Nous animons des EventsStorming chez nos clients depuis quelques temps déjà et, à DDD Europe 2020, nous (Anthony et Colin) avons pu participer à un atelier de 2h avec Alberto Brandolini (créateur de l'atelier).
Le but était de modéliser un Domain que nous avons tous découvert pendant la session : un expert du domain était présent et il a présenté pour la première fois à tout le monde (Alberto compris) le métier qui devait être modélisé.

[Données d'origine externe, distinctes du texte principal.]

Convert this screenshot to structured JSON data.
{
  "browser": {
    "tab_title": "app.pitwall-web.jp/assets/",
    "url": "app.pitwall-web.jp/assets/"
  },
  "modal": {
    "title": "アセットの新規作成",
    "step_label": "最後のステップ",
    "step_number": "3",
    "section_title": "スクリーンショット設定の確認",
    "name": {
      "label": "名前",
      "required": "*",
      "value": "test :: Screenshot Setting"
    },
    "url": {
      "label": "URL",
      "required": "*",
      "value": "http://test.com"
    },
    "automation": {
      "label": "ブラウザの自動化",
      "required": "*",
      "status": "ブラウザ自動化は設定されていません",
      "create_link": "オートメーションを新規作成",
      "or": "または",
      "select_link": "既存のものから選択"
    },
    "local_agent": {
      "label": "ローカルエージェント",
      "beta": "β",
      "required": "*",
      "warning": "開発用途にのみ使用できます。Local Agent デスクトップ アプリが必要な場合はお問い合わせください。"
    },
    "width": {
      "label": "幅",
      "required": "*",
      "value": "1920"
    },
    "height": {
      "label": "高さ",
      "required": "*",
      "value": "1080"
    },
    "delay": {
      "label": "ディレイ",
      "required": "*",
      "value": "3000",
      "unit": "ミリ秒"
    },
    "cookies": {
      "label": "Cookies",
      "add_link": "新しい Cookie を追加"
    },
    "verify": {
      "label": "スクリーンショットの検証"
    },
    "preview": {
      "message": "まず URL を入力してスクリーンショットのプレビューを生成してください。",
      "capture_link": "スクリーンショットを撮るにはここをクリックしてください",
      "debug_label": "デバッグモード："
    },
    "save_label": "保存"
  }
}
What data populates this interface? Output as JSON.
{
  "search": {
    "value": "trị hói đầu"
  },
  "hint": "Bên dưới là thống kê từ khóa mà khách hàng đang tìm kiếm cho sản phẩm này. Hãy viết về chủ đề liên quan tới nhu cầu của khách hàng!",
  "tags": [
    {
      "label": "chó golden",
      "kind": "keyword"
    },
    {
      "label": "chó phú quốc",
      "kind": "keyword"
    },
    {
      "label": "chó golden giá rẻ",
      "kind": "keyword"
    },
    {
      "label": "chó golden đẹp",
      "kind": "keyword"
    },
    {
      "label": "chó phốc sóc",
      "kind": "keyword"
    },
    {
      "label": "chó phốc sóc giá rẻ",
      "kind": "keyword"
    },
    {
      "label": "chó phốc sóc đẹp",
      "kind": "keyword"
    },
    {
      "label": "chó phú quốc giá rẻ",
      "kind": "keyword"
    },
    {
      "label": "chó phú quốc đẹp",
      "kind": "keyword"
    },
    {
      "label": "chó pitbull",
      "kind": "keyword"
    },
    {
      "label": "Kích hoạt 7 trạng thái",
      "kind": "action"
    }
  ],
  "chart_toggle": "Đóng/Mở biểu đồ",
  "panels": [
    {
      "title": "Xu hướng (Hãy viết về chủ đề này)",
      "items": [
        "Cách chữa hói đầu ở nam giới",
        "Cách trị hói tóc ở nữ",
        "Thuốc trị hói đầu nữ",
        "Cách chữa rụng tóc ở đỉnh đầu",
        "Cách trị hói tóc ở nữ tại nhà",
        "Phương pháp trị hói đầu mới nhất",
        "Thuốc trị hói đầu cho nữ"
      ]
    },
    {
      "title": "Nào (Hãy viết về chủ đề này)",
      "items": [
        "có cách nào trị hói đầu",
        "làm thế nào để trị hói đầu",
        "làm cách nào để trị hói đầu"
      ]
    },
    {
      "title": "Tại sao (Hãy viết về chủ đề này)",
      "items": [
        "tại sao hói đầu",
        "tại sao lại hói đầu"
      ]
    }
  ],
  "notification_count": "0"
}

Comment nous animions cet atelier avant de le faire avec Alberto
Pour cet atelier nous avons habituellement ces pré-requis :
- Un sujet à traiter, cela peut être un système complet ou un point particulier ;
- Au moins 2h de réelle disponibilité pour tous les participants ;
- Un facilitateur qui assurera le bon déroulement de l’atelier et la participation bienveillante de tout le monde ;
- Une petite dizaine de participants travaillant sur le domain avec des experts du domain et des développeurs. Cet atelier fonctionne éminemment mieux si tous les participants sont dans la même pièce ;
- Un mur virtuellement infini ;
- Une salle dont on enlève les chaises : les participants doivent rester debout ;
- Un rouleau de papier et du scotch pour recouvrir et protéger votre mur ;
- Des posts-its de différentes couleurs, à minima : orange, bleu, jaune, rose fluo et rose clair (selon le déroulement et le but recherché vous pouvez avoir besoin d’autres couleurs) ;
- Des stylos / feutres fins pour tous les participants.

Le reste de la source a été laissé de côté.